Eighth point to consider is this! Both are products of paradoxical sentiments: Buhari cried for Nigeria but only to run Nigeria in a way that is not out rightly rated in approving terms after a stunning electoral victory in 2015. Atiku has alleged elite conspiracy to shut him out of power but only to be given a stunning approval at a well organised convention of the nation’s political party with the highest concentration of the elite. Would the paradox enhance or play against each of them?
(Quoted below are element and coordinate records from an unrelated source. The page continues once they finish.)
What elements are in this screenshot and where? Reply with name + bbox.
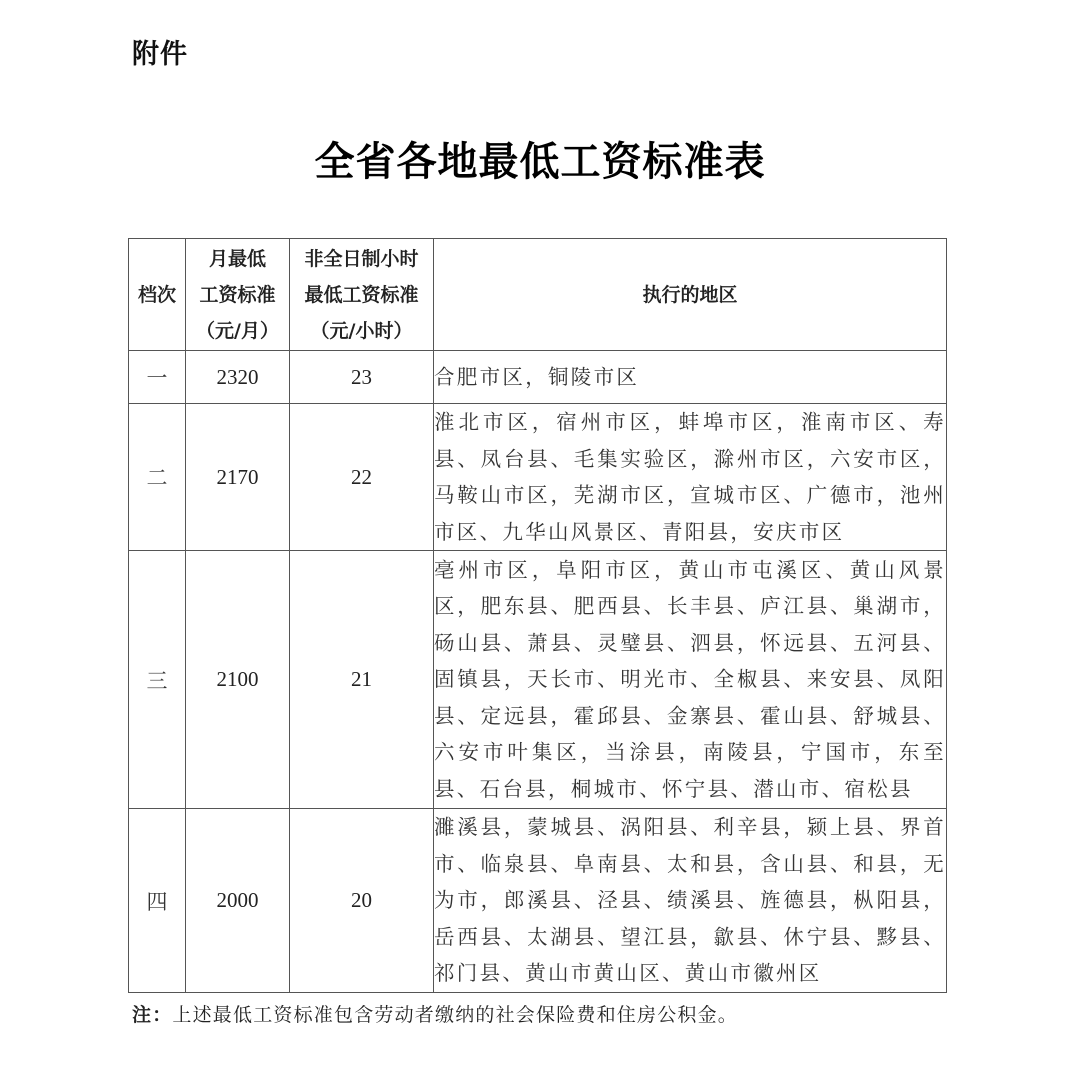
hourly-wage-cell: 20 — [290, 809, 434, 993]
col-header-areas: 执行的地区 — [434, 239, 947, 351]
tier-cell: 二 — [129, 404, 186, 551]
areas-cell: 亳州市区，阜阳市区，黄山市屯溪区、黄山风景区，肥东县、肥西县、长丰县、庐江县、巢… — [434, 551, 947, 809]
monthly-wage-cell: 2100 — [186, 551, 290, 809]
col-header-tier: 档次 — [129, 239, 186, 351]
footnote-text: 上述最低工资标准包含劳动者缴纳的社会保险费和住房公积金。 — [172, 1004, 738, 1026]
page-title: 全省各地最低工资标准表 — [0, 130, 1080, 187]
tier-cell: 一 — [129, 351, 186, 404]
table-row: 四 2000 20 濉溪县，蒙城县、涡阳县、利辛县，颍上县、界首市、临泉县、阜南… — [129, 809, 947, 993]
col-header-hourly: 非全日制小时 最低工资标准 （元/小时） — [290, 239, 434, 351]
table-row: 二 2170 22 淮北市区，宿州市区，蚌埠市区，淮南市区、寿县、凤台县、毛集实… — [129, 404, 947, 551]
table-header-row: 档次 月最低 工资标准 （元/月） 非全日制小时 最低工资标准 （元/小时） 执… — [129, 239, 947, 351]
tier-cell: 四 — [129, 809, 186, 993]
hourly-wage-cell: 22 — [290, 404, 434, 551]
col-header-monthly: 月最低 工资标准 （元/月） — [186, 239, 290, 351]
tier-cell: 三 — [129, 551, 186, 809]
table-row: 三 2100 21 亳州市区，阜阳市区，黄山市屯溪区、黄山风景区，肥东县、肥西县… — [129, 551, 947, 809]
footnote-label: 注： — [132, 1004, 172, 1026]
areas-cell: 濉溪县，蒙城县、涡阳县、利辛县，颍上县、界首市、临泉县、阜南县、太和县，含山县、… — [434, 809, 947, 993]
hourly-wage-cell: 21 — [290, 551, 434, 809]
monthly-wage-cell: 2320 — [186, 351, 290, 404]
table-row: 一 2320 23 合肥市区，铜陵市区 — [129, 351, 947, 404]
monthly-wage-cell: 2170 — [186, 404, 290, 551]
hourly-wage-cell: 23 — [290, 351, 434, 404]
footnote: 注：上述最低工资标准包含劳动者缴纳的社会保险费和住房公积金。 — [132, 1000, 738, 1027]
monthly-wage-cell: 2000 — [186, 809, 290, 993]
minimum-wage-table: 档次 月最低 工资标准 （元/月） 非全日制小时 最低工资标准 （元/小时） 执… — [128, 238, 947, 993]
attachment-label: 附件 — [132, 32, 188, 71]
areas-cell: 淮北市区，宿州市区，蚌埠市区，淮南市区、寿县、凤台县、毛集实验区，滁州市区，六安… — [434, 404, 947, 551]
areas-cell: 合肥市区，铜陵市区 — [434, 351, 947, 404]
The ninth and the last factor is the stakeholders’ factor. Each of the two candidates have stakeholders. Although Buhari is not that generous as a leader, several layers of beneficiaries have emerged in the last four years, from journalists to political appointees to cabals, heard of as well as those unheard of and so on. They have a stake in his re-election. If the presidential election holds first in the sequence and Buhari does not win out rightly, there are many governors who will not be re-elected. Unless they reverse the election sequence so that governorship election precedes the presidential election, such stakeholders will make Buhari’s re-election a do or die affair. The problem they will have is if the PDP should change gear in favour of the existing order of elections, perhaps because they see they now have a candidate with the capacity to de-campaign the incumbent and defeat him.
The stakeholders’ factor on Atiku’s side is heavier. Apart from the hundreds of academics, journalists, bankers, public relations experts, swingers, speculators and sundry experts, there are the numerous players who are stranded in the polity generally and in the party who would have to be re-located in the web of power. While there are those who may would not need anything beyond an atmosphere in which they are free from EFCC harassment, there are others who would need an appointment. All of these interests and forces would be interested in an Atiku victory just as their counterparts in the Buhari camp would be interested in Buhari victory. It is just the nature of our politics today.
Whether the Abdulsalami/Kukah kitchen, joined by the monitors of dangerous speech can prepare political herbs that can keep the contest within the boundaries of a decent campaign would be an interesting dimension to the unfolding story of 2019.